Hal ini merupakan pelajaran yang diambil dari perbincangan baru-baru ini tentang kecerdasan buatan (AI), khususnya ChatGPT. Dalam skema yang lebih besar, “chatbot” ini hanyalah salah satu dari beberapa alat AI yang tersedia. Kita sudah menggunakan AI setiap hari tanpa kita sadari. Saya melihat banyak teman mencoba tren lukisan di Facebook yang mengubah foto profil mereka menjadi “seni”. Ini sebenarnya dijalankan oleh AI. Alat tata bahasa, aplikasi navigasi, dan bahkan pembayaran elektronik telah menggunakan AI selama beberapa waktu.

Adapun ChatGPT adalah alat pemrosesan bahasa alami (NLP).
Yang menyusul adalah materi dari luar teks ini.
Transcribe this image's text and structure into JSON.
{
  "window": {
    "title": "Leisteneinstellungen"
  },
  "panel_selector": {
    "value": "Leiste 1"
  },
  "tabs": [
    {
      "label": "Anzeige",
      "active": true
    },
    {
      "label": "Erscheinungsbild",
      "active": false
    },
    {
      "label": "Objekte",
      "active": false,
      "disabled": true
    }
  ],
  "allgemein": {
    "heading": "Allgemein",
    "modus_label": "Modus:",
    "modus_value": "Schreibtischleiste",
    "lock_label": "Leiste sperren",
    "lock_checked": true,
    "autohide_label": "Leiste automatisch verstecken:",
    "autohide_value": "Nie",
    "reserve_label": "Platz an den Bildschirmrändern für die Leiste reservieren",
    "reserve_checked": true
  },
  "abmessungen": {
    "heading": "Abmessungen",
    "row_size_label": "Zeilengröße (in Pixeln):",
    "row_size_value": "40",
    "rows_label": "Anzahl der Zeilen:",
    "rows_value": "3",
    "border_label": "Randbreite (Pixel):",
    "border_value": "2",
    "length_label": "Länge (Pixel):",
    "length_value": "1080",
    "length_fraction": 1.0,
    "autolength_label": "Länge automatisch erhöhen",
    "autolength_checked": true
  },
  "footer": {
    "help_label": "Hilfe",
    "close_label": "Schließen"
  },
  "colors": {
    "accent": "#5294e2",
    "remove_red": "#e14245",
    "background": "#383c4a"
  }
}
Tugas utamanya adalah mengambil informasi dan menyajikannya dalam format yang meniru manusia. Ini bukan AI pengacara, AI dokter, atau AI insinyur. Ada kegembiraan bukan karena ia unggul dalam hal yang seharusnya dilakukannya (meniru “ucapan” manusia), melainkan karena jawabannya cenderung benar. Ia juga dengan mudah mengakui ketika ia melakukan kesalahan. (Pemikiran yang menakutkan bagi pengacara seperti saya.)

ChatGPT tidak dirancang untuk menyediakan layanan hukum. Namun, dari skenario hipotetis tentang Laut Filipina Barat hingga soal-soal ujian Bar, bahkan para ahli pun mengakui bahwa jawabannya dapat diterima. Dapat diterima, tapi sejujurnya, dasar. Sebagai alat NLP, ChatGPT tidak dapat dianggap sebagai ancaman bagi pengacara. Belum.
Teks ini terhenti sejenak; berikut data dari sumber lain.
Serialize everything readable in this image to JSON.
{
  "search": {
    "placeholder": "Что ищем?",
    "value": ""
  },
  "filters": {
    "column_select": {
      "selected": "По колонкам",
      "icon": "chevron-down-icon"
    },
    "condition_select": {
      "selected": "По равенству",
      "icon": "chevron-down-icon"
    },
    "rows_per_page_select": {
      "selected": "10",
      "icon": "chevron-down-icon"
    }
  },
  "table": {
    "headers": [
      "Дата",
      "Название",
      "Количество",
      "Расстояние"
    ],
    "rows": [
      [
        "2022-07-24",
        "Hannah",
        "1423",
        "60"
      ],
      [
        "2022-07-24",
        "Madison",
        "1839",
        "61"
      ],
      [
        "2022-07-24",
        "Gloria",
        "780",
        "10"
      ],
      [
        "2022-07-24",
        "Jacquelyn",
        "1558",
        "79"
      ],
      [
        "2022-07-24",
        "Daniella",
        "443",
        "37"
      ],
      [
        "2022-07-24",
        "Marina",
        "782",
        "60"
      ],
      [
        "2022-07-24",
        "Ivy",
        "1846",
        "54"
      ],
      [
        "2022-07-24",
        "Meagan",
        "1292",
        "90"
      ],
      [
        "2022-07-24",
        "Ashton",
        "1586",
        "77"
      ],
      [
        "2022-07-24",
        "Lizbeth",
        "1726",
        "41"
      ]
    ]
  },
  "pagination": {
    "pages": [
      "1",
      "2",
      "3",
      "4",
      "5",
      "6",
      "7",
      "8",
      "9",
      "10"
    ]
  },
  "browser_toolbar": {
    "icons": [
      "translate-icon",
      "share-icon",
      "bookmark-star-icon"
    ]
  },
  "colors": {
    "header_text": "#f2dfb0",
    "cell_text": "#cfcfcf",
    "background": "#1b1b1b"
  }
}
Tapi pertimbangkan ini. Menjadi seorang pengacara membutuhkan empat tahun studi sarjana, empat tahun sekolah hukum dan lima bulan persiapan untuk ujian Pengacara. Hal ini hanya untuk membangun kompetensi dasar. ChatGPT “lahir” di Amerika Serikat hanya tiga bulan lalu. Namun hal ini menunjukkan kompetensi dasar tidak hanya dalam hukum Amerika tetapi juga dalam hukum Filipina. Tentu saja tidak cukup untuk mengancam para spesialis. Namun bandingkan tingkat pertumbuhan tersebut dengan berapa lama waktu yang dibutuhkan seseorang untuk mencapai tingkat yang sama.
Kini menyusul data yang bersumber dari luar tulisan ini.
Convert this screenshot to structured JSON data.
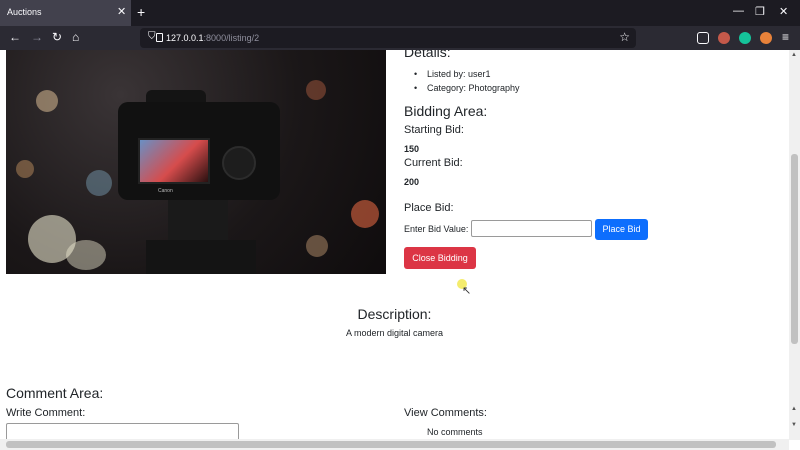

Sayangnya, ini bukanlah esai yang memberitakan “kematian para pengacara” (maaf Shakespeare). ChatGPT tidak dirancang untuk menggantikan dokter atau pengacara. Namun hal ini membuktikan bahwa dengan teknologi yang tersedia saat ini, merancang AI spesialis yang mampu melakukan hal ini menjadi mungkin. Meski begitu, pendapat guru matematika saya tetap benar. Meskipun tidak ada manusia yang dapat menandingi kecepatan kalkulator, Anda tetap perlu mengetahui insentif apa yang digunakan untuk memaksimalkan potensinya.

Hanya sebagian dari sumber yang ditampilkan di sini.